Since the fluid with suspended solids is being spun, it is desirable to seal the tube to prevent spillage. Various methods and devices have been tried in the prior art to accomplish the effective sealing of the container.
Some devices make use of a threaded cap, such as that disclosed in U.S. Pat. No. 3,032,225 issued to S. Harding. The Harding device envisions the use of a gasket type element in conjunction with the cap to accomplish the seal.
Another type of device makes use of a separate frictional plug element to seal the open end of the centrifuge tube. Disclosures of this type of device are revealed in two patents issued to Donald Webster, U.S. Pat. Nos. 4,166,573 and 4,222,513.
An improvement as to convenience can be found in devices considering a container with an attached cap. Examples are the devices of Robert Hazard, U.S. Pat. No. 3,877,598, and Yung et al, U.S. Pat. No. 3,860,135. Both of these devices are intended to be used as safety containers, popularly known as "child-proof".
The other microcentrifuge tubes that are currently available on the market accomplish the seal between cap and tube strictly on the basis of friction-fit. The tightness of the fit varies with brand, and is dependent upon the envisioned usage. A tight fit is used if the samples are to be boiled, shipped, or frozen while a looser fitting type is used if the tubes are to be repeatedly opened and closed.
None of these prior art devices completely fulfill the needs of the person seeking an efficient, adaptable microcentrifuge tube.
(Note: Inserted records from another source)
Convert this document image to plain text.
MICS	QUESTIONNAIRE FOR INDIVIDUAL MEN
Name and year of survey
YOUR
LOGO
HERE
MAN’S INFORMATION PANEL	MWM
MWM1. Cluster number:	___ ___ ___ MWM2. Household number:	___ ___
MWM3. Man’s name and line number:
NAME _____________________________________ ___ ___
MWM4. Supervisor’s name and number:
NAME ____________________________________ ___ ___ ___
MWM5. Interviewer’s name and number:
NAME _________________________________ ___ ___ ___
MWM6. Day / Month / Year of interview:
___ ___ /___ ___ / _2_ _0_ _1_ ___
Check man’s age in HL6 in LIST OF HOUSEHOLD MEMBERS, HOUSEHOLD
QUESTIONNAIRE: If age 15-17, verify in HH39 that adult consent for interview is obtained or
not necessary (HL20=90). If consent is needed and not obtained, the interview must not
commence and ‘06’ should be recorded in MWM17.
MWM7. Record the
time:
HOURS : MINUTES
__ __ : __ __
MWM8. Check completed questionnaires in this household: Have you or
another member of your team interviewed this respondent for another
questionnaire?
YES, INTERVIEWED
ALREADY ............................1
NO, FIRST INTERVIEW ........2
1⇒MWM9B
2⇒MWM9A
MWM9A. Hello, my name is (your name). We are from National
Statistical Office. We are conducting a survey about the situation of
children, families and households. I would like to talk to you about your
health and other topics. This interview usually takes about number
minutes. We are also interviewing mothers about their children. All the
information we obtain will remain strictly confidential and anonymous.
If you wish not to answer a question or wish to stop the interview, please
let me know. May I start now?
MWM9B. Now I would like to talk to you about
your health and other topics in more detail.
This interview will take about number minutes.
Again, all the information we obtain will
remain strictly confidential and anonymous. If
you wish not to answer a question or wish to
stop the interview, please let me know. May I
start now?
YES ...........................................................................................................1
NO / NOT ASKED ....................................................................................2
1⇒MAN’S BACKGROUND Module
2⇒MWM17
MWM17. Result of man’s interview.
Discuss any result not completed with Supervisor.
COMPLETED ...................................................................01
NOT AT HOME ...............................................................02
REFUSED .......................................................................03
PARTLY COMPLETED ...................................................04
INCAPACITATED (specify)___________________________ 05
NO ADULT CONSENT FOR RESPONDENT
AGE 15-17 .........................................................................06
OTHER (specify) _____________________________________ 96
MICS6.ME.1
Devices such as those of Harding and Webster, which use multiple components, while effective, are cumbersome to use. Unitary devices like those of Hazard and Yung are more efficient, but are not easily handles.
In sum, the cap/tube seals of the prior art, particularly the friction fit devices, suffer from one or both of two basic disadvantages: (1) If the seal is very secure, it is relatively difficult to open and close the tube, requiring both hands or a special tool. (2) If the seal is looser, it is insufficient when the tube is stressed, as when being boiled, frozen, or shipped.